One very minor saving grace is that most of this album is recorded with actual instruments and humans playing them. This is the subterfuge it uses to slide under the radar of country gatekeepers, but deconstructed it’s undoubtedly a hip-hop record, built around beats instead of melody, and self-aggrandization instead of story. The few melodies that do exist feel more like extensions of  “nanny nanny boo boo” playground taunts, or are filched from well-established standards, like how Maren Morris’ “Rich” is ripped right from Steve Miller’s “The Joker.” And forget even straining your ear to hear any true country instrumentation because it’s not there.

Songs like “Rich,” the self-centered “80’s Mercedes,” and the swear-laden “Drunk Girls Don’t Cry” evidence the worst that modern “country” music has to offer. No wonder Beyoncé fans want her recent song “Daddy Lessons” to be considered country. Queen Bee might as well get in on the action if these cute little white girls are going to continue to try and cash in on her style.

And don’t cast off all of this criticism as that of an out-of-touch traditionalist just wanting everything to stay the same, because sameness is exactly the problem with Maren Morris and HERO. No matter what radio station or mainstream playlist you pull up, all of the songs sound the same. HERO belongs on the hip-hop channel, but happens to be slotted in country. So no matter what format you pull up, it all sounds the same. Someone please tell me how less choice in any way benefits the modern music consumer? Diversity has been slaughtered not so that artists have more latitude with creative expression so music can “evolve.” It’s all about trying to appeal to the largest audience, and to the demographics seen as the most lucrative to advertisers.
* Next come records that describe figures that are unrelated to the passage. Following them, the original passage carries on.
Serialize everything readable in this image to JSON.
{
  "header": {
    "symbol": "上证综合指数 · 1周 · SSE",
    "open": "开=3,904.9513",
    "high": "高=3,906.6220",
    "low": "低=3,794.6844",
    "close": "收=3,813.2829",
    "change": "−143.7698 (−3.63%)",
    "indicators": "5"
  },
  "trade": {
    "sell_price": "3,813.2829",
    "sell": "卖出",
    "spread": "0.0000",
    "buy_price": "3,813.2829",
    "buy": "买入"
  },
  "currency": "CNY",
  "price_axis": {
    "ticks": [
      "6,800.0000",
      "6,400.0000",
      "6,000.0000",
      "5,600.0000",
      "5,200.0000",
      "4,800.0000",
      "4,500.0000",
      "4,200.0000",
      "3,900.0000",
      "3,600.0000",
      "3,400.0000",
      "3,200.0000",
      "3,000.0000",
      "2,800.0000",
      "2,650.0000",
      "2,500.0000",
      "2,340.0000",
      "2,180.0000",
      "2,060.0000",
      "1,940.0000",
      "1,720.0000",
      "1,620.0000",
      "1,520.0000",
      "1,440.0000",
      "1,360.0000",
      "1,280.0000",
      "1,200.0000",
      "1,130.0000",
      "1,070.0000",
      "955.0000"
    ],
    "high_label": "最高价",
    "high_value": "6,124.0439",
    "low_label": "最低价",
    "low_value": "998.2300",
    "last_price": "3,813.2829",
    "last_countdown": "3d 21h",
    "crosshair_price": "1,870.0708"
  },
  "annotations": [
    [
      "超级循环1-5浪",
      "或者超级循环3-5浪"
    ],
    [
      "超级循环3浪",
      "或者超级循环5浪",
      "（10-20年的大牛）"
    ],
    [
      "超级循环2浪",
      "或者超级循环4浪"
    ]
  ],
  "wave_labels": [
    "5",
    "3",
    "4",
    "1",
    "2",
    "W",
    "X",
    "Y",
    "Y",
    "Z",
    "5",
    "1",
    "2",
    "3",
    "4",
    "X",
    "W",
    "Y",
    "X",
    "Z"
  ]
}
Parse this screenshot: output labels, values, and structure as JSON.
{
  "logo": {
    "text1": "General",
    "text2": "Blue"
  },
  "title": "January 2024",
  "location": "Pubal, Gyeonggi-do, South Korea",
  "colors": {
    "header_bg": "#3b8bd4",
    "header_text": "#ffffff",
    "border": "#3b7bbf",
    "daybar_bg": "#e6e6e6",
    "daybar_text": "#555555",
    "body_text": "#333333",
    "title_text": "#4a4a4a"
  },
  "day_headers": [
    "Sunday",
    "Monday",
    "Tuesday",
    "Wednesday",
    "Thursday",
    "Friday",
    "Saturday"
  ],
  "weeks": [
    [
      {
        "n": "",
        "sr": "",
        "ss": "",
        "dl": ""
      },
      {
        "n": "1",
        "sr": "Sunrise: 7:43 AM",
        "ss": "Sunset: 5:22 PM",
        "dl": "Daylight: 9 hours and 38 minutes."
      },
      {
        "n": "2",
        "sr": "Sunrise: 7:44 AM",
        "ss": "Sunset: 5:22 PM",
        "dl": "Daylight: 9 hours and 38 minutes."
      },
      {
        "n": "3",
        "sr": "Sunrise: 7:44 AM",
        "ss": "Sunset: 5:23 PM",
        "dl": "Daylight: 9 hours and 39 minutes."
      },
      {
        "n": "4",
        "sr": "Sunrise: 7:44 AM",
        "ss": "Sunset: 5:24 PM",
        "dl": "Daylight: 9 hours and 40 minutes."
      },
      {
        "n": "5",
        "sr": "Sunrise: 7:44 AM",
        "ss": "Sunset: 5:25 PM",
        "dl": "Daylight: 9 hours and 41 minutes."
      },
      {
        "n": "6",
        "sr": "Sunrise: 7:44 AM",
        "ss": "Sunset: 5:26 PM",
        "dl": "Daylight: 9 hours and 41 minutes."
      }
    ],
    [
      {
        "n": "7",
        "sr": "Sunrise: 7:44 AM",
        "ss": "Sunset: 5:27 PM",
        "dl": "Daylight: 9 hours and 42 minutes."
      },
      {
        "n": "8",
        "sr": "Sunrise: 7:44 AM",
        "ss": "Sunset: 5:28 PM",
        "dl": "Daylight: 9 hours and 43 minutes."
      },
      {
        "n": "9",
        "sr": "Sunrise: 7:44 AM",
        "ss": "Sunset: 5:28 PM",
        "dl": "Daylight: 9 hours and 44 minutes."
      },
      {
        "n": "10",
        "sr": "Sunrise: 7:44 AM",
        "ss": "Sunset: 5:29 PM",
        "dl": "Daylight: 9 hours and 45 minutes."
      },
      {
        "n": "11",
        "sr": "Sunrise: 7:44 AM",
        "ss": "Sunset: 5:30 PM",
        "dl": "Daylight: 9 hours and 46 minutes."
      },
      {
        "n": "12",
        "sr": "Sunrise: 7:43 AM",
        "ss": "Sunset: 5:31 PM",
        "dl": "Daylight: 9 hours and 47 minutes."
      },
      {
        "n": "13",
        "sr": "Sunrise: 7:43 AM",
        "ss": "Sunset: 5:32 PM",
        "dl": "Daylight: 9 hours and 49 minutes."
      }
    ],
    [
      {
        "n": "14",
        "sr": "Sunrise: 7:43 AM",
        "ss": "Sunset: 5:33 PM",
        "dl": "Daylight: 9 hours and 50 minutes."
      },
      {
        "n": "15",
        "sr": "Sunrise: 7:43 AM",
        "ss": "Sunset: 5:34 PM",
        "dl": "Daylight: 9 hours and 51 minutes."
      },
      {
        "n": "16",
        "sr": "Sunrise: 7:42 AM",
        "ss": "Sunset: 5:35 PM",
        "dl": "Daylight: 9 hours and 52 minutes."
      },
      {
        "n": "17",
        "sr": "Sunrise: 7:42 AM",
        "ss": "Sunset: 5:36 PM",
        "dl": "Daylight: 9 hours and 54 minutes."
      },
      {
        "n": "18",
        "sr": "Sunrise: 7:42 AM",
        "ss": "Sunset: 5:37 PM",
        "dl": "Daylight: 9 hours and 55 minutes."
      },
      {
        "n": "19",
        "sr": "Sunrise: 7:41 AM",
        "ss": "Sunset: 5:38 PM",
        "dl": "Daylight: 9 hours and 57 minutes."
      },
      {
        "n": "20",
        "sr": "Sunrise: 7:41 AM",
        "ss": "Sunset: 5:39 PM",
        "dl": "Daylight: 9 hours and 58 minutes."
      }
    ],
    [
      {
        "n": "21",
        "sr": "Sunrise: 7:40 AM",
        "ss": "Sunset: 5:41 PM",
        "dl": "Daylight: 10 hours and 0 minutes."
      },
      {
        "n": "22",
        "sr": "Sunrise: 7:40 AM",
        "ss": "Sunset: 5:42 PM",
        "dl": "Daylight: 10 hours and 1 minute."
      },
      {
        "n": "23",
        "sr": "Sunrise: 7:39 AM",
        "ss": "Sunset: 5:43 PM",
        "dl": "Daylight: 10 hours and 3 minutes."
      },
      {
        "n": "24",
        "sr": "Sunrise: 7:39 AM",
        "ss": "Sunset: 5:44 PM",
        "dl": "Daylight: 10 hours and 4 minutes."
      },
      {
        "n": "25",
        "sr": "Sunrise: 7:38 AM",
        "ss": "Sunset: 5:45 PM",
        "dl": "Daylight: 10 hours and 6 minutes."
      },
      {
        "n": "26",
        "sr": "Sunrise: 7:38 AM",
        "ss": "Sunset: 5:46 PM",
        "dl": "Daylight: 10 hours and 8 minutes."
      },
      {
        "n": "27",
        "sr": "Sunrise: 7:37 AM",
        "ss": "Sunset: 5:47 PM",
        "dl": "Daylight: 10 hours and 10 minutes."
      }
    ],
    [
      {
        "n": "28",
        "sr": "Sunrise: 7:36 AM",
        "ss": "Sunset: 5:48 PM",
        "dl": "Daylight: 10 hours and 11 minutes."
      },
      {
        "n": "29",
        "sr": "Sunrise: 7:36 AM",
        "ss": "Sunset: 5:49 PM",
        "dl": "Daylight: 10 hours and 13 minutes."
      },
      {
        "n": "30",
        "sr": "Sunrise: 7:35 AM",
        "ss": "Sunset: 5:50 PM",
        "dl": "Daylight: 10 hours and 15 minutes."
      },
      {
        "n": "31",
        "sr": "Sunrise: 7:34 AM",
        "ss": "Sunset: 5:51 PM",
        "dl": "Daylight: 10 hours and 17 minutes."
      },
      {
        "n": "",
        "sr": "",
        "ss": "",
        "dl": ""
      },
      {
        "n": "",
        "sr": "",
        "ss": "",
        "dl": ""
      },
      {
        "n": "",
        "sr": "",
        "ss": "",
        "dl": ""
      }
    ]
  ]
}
And let’s stop holding up Maren Morris as an example of the surging women of country music that the genre needs. “My Church” maybe, but not HERO. Any positive attention this record gets is attention that any country artist, regardless of gender, deserves more. An album like HERO sets back the cause of expanding the female footprint in country because instead of exemplifying what makes the women of country music so great and unique, it makes them sound like stuck up, attitudinal, materialistic divas who expect the world to service them from their self-righteous pedestal. Don’t mistake this for empowerment. That is why the cause for country’s women needs to focus on the music first, instead of just cheering for certain artists based on their chromosomal makeup. No think pieces on NPR or Salon will make the music of HERO not suck or sound country. We should be putting female country’s best foot forward, including female artists who make country music in a more contemporary style, but that still is country.

HERO is not a complete zero. “My Church” is still a solid single for the mainstream, and “I Could Use a Love Song” and “I Wish I Was” could have worked as passable country songs if it wasn’t for busbee’s production. But like so many mainstream females before her, the labels release singles meant to take critics and traditionalists off guard and endear these new singers to the audience, only to spring the heavily pop-oriented material on you eventually, and usually resulting in a dramatic tapering off of attention as these performers lose what makes them interesting, and become just another pop star trying to make it in the country format.

The Maren Morris experiment started off positively with “My Church,” but she’s no “HERO” with this record as some are touting her. If she wants to save something, she could have saved us all the time and effort by leaving this record on the shelf.